Die Lastenteilungs-Verordnung schließlich widmet sich im Wesentlichen jenen Bereichen, die nicht vom Emissionshandelssystem oder der LULUCF-Verordnung erfasst sind. Für diese Sektoren verteilt die Verordnung jene „Lasten“, die von den einzelnen Mitgliedstaaten der EU bei der Treibhausgasreduktion zu tragen sind. Für jeden Mitgliedstaat ist ein bestimmtes Reduktionziel bis zum Jahr 2030 vorgesehen: Österreich muss seine Emissionen um 48 % verringern, Deutschland gar um 50 %, Bulgarien muss nur ein Minus von 10 % stemmen. Diese Reduktionsziele beziehen sich im Gegensatz zum Klimazwischenziel der 55 %-Treibhausgas-Reduktion nicht auf das Jahr 1990, sondern 2005. Wie die Mitgliedstaaten die Treibhausgas-Reduktionsziele erreichen, bleibt weitgehend ihnen überlassen.


Um die Erreichung der unterschiedlichen Klimaziele zu überwachen, gibt es die sogenannte Governance-Verordnung (der letzte Rechtsakt, der hier vorgestellt wird – versprochen!). Sie sieht verschiedene Berichts- und Prüfpflichten vor. Zum Beispiel Langfrist-Strategien mit einer Perspektive von mindestens 30 Jahren. Und eben auch integrierte nationale Energie- und Klimapläne („NEKP“ abgekürzt).
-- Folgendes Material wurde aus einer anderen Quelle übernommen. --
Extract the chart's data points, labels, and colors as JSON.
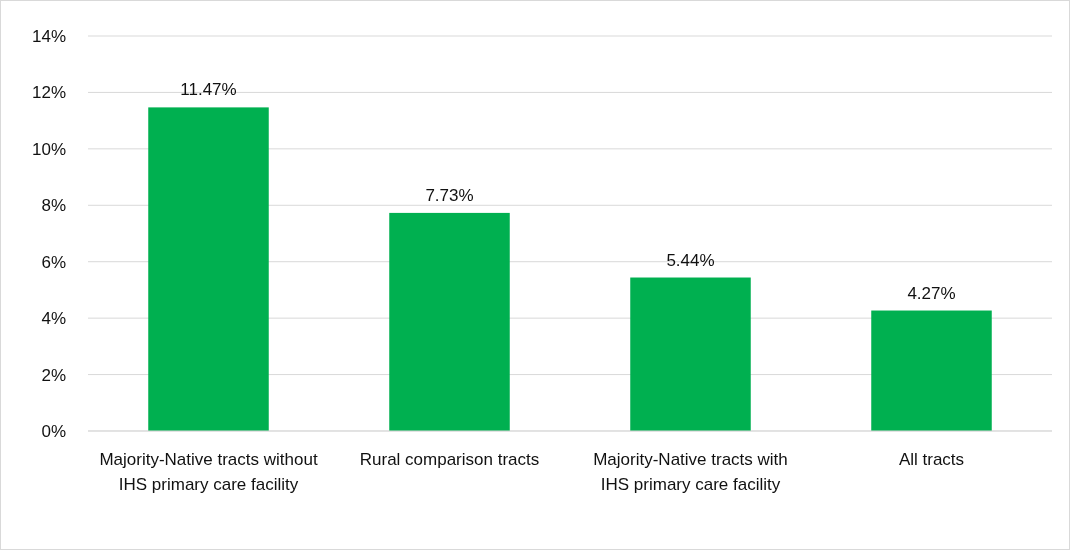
{
  "chart_data": {
    "type": "bar",
    "categories": [
      "Majority-Native tracts without IHS primary care facility",
      "Rural comparison tracts",
      "Majority-Native tracts with IHS primary care facility",
      "All tracts"
    ],
    "values": [
      11.47,
      7.73,
      5.44,
      4.27
    ],
    "color": "#00b050",
    "value_labels": [
      "11.47%",
      "7.73%",
      "5.44%",
      "4.27%"
    ],
    "ylim": [
      0,
      14
    ],
    "yticks": [
      {
        "value": 0,
        "label": "0%"
      },
      {
        "value": 2,
        "label": "2%"
      },
      {
        "value": 4,
        "label": "4%"
      },
      {
        "value": 6,
        "label": "6%"
      },
      {
        "value": 8,
        "label": "8%"
      },
      {
        "value": 10,
        "label": "10%"
      },
      {
        "value": 12,
        "label": "12%"
      },
      {
        "value": 14,
        "label": "14%"
      }
    ],
    "grid": "y"
  }
}
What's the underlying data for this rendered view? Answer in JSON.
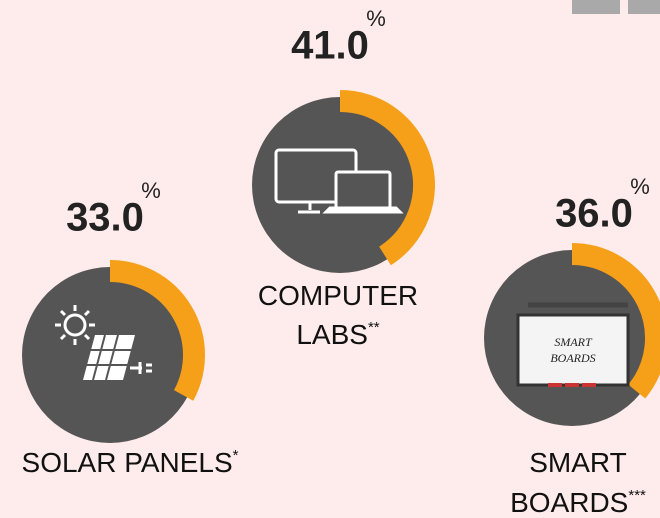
{
  "chart_data": [
    {
      "type": "gauge",
      "values": [
        33
      ],
      "value_labels": [
        "33.0"
      ],
      "unit": "%",
      "ylim": [
        0,
        100
      ],
      "color": "#f6a01a",
      "label": [
        "SOLAR PANELS"
      ],
      "footnote": "*"
    },
    {
      "type": "gauge",
      "values": [
        41
      ],
      "value_labels": [
        "41.0"
      ],
      "unit": "%",
      "ylim": [
        0,
        100
      ],
      "color": "#f6a01a",
      "label": [
        "COMPUTER",
        "LABS"
      ],
      "footnote": "**"
    },
    {
      "type": "gauge",
      "values": [
        36
      ],
      "value_labels": [
        "36.0"
      ],
      "unit": "%",
      "ylim": [
        0,
        100
      ],
      "color": "#f6a01a",
      "label": [
        "SMART",
        "BOARDS"
      ],
      "footnote": "***",
      "icon_text": [
        "SMART",
        "BOARDS"
      ]
    }
  ]
}
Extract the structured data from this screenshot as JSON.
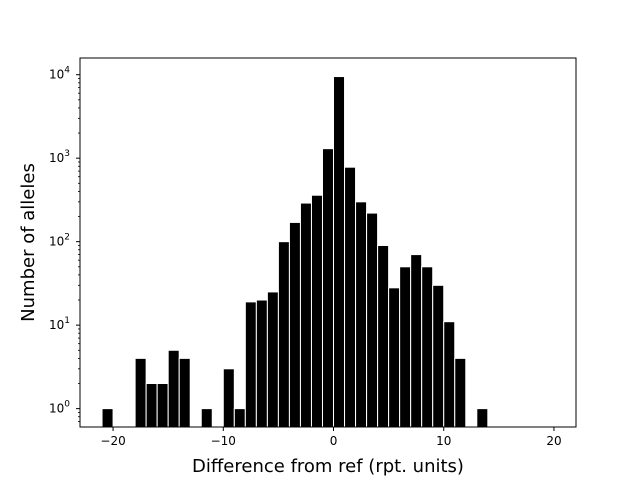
{
  "chart_data": {
    "type": "bar",
    "title": "",
    "xlabel": "Difference from ref (rpt. units)",
    "ylabel": "Number of alleles",
    "yscale": "log",
    "xlim": [
      -23,
      22
    ],
    "ylim_log10": [
      -0.22,
      4.2
    ],
    "grid": false,
    "bar_color": "#000000",
    "edge_color": "#ffffff",
    "x_ticks": [
      -20,
      -10,
      0,
      10,
      20
    ],
    "x_tick_labels": [
      "−20",
      "−10",
      "0",
      "10",
      "20"
    ],
    "y_ticks": [
      {
        "base": "10",
        "exp": "0",
        "value": 1
      },
      {
        "base": "10",
        "exp": "1",
        "value": 10
      },
      {
        "base": "10",
        "exp": "2",
        "value": 100
      },
      {
        "base": "10",
        "exp": "3",
        "value": 1000
      },
      {
        "base": "10",
        "exp": "4",
        "value": 10000
      }
    ],
    "bars": [
      {
        "x": -20.5,
        "value": 1
      },
      {
        "x": -17.5,
        "value": 4
      },
      {
        "x": -16.5,
        "value": 2
      },
      {
        "x": -15.5,
        "value": 2
      },
      {
        "x": -14.5,
        "value": 5
      },
      {
        "x": -13.5,
        "value": 4
      },
      {
        "x": -11.5,
        "value": 1
      },
      {
        "x": -9.5,
        "value": 3
      },
      {
        "x": -8.5,
        "value": 1
      },
      {
        "x": -7.5,
        "value": 19
      },
      {
        "x": -6.5,
        "value": 20
      },
      {
        "x": -5.5,
        "value": 25
      },
      {
        "x": -4.5,
        "value": 100
      },
      {
        "x": -3.5,
        "value": 170
      },
      {
        "x": -2.5,
        "value": 290
      },
      {
        "x": -1.5,
        "value": 360
      },
      {
        "x": -0.5,
        "value": 1300
      },
      {
        "x": 0.5,
        "value": 9500
      },
      {
        "x": 1.5,
        "value": 780
      },
      {
        "x": 2.5,
        "value": 300
      },
      {
        "x": 3.5,
        "value": 220
      },
      {
        "x": 4.5,
        "value": 90
      },
      {
        "x": 5.5,
        "value": 28
      },
      {
        "x": 6.5,
        "value": 50
      },
      {
        "x": 7.5,
        "value": 70
      },
      {
        "x": 8.5,
        "value": 50
      },
      {
        "x": 9.5,
        "value": 30
      },
      {
        "x": 10.5,
        "value": 11
      },
      {
        "x": 11.5,
        "value": 4
      },
      {
        "x": 13.5,
        "value": 1
      }
    ]
  }
}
Einen solchen NEKP hatte jeder Mitgliedstaat schon bis zum 31. Dezember 2019 zu übermitteln. Die Pläne beziehen sich jeweils auf einen Zeitraum von zehn Jahren und sollen ein umfassendes Bild der Ziele und Maßnahmen der nationalen Klima- und Energiepolitik vermitteln. Für 2024 ist ein Update der NEKP vorgesehen. Und den entsprechenden Entwurf dafür hat Klimaschutzministerin Leonore Gewessler nun eben präsentiert.


Kurz gesagt:

  • Das EU-Klimaschutzrecht verfolgt drei zentrale Ziele: die Reduktion von Treibhausgasemissionen, den Ausbau erneuerbarer Energien und die Steigerung der Energieeffizienz.

  • Das sogenannte Europäische Klimagesetz steckt das Ziel, dass bis zum Jahr 2050 in der EU die Klimaneutralität verwirklicht wird, sowie das Klimazwischenziel, bis zum Jahr 2030 die Netto-Treibhausgasemissionen innerhalb der EU um mindestens 55 % gegenüber dem Stand von 1990 zu senken.

  • Jeder Mitgliedstaat der EU hat einen integrierten nationale Energie- und Klimaplan („NEKP“), der sich jeweils auf einen Zeitraum von zehn Jahren bezieht und ein umfassendes Bild der Ziele und Maßnahmen der nationalen Klima- und Energiepolitik vermitteln soll.